The league tables for the first half of this year make for depressing reading for investment banks. And it’s unlikely to get better anytime soon.
You know things are bad when investment banks that you have never heard of – such as Banque Saudi Fransi, Berenberg and Samba Capital – are showing Goldman Sachs a clean pair of heels in the league tables.
But a flick through the preliminary first half league tables from Dealogic shows the depths to which capital markets activity in Europe has sunk. Take the ranking of bookrunners on IPOs for the first six months of this year in EMEA, according to Dealogic:
Samba Capital, a privately-owned Saudi Arabian bank not previously known as a giant in the capital markets, is sandwiched between JP Morgan and Morgan Stanley in fourth placed, having led the $365m IPO of Saudia travel firm al-Tayyar in May. Its local rival Banque Saudi Fransi is just a few spots behind with more IPO credits than Bank of America Merrill Lynch and Goldman Sachs. And Berenberg Bank, which claims to be the world’s oldest private bank, is tucked in just behind Credit Suisse for its role on the $900m IPO of Swiss business services firm DKSH.
Things can only get better?
Of course, it is unlikely that Berenberg or Samba are about to overtake Goldman Sachs or JP Morgan at the top table of global investment banking. In such a thin market it is difficult to draw any conclusions, except perhaps that it is hard to see how European capital markets could sink much lower.
In the second quarter of this year IPOs in Europe raised just $1.8bn. No European IPOs larger than $100m are set to price in June for the first time in more than 20 years. And IPO volumes of just $5.2bn in the first half across Europe were half the level of last year and marked the third worst start to the year on record, according to Dealogic.
It doesn’t get much prettier in M&A or debt capital markets: European M&A was down 26% in the first half, and debt issuance by 20%.
In strictly economic terms, this is not a catastrophe: investment banks only make around 20% of their revenues from investment banking per se.
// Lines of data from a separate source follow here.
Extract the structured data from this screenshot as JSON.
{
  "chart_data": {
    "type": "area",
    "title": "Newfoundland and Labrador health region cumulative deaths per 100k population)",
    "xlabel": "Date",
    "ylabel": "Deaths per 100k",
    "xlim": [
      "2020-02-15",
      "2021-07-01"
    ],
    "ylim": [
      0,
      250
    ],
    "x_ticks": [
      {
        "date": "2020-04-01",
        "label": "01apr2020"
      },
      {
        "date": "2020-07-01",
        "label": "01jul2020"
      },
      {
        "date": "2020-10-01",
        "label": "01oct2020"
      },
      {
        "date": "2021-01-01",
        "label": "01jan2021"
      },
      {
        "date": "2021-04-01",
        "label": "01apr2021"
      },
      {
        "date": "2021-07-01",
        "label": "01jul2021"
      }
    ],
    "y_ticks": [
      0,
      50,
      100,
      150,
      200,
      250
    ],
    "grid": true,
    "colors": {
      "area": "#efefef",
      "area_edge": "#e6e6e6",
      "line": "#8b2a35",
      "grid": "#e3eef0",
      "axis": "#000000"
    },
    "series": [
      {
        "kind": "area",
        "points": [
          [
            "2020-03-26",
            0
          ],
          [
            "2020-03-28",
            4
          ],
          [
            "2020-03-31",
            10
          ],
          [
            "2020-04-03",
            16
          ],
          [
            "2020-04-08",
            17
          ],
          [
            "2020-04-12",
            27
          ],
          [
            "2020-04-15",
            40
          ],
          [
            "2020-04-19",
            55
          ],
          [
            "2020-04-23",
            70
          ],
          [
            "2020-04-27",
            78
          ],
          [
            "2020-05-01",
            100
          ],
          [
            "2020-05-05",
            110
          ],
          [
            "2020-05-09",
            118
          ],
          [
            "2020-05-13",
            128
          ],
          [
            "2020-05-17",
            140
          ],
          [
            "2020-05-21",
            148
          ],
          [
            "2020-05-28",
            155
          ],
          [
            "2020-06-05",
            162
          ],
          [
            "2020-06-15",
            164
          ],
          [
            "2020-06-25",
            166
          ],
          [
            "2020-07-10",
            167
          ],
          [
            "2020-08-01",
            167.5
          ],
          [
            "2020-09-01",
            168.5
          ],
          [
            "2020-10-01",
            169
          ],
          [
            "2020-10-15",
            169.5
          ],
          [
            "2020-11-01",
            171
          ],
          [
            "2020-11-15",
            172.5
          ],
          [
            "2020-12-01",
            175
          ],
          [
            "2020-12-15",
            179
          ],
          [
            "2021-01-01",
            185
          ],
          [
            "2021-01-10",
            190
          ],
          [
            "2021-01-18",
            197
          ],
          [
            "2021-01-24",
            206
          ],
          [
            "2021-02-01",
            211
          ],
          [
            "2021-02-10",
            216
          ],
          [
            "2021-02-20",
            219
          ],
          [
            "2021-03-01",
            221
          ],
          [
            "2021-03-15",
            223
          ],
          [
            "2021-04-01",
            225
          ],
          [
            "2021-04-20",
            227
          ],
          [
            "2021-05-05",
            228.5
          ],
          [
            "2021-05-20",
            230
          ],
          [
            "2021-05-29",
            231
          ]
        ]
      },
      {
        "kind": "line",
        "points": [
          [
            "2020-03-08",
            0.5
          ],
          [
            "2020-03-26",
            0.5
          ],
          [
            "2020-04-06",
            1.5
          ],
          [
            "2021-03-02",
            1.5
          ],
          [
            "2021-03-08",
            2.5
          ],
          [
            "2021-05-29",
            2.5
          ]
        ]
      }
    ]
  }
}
But investment bankers are expensive to employ in the best of times, and they are an unaffordable luxury when they are sitting around twiddling their thumbs. With no signs of recovery in investment banking activity, many more of them will be losing their jobs in the next few months.
More importantly, capital markets activity is a strong indicator of both corporate and investor confidence. It feeds into a negative feedback loop of lower volumes, lower trading, lower confidence, higher volatility, and lower volumes. Until this vicious circle is broken, investment banks will continue to spiral downwards with it. And banks like Samba and Berenberg will continue to beat Goldman Sachs in the league tables.
Other ‘highlights’ from the Dealogic league tables:
- Global investment banking revenues of $12bn in the second quarter of this year are the lowest since Q1 2009, and in the first half they fell 31% compared with 2011.
- As the rest of the world falls apart, fees from US investment banking accounted for 45% of global fees, the highest level since 2004.
- JP Morgan is top in global DCM, ECM and loans. Deutsche Bank is top in Europe. UBS is not in the top 10 in Europe, but held on to its top ranking in Asia.
- Global debt issuance dropped by 44% in the second quarter compared with the first, and by 29% on last year.
- In Europe, BNP Paribas is top for euro-denominated debt, RBS for corporate investment grade debt (no, really), and Barclays is top of pretty much everything else.
- Global equity issuance is running at its lowest level since 2005, and in Europe the first half was the lowest since 2003.
- US M&A is at its lowest level since the first half of 2003.
I’ll stop there. I think you get the picture.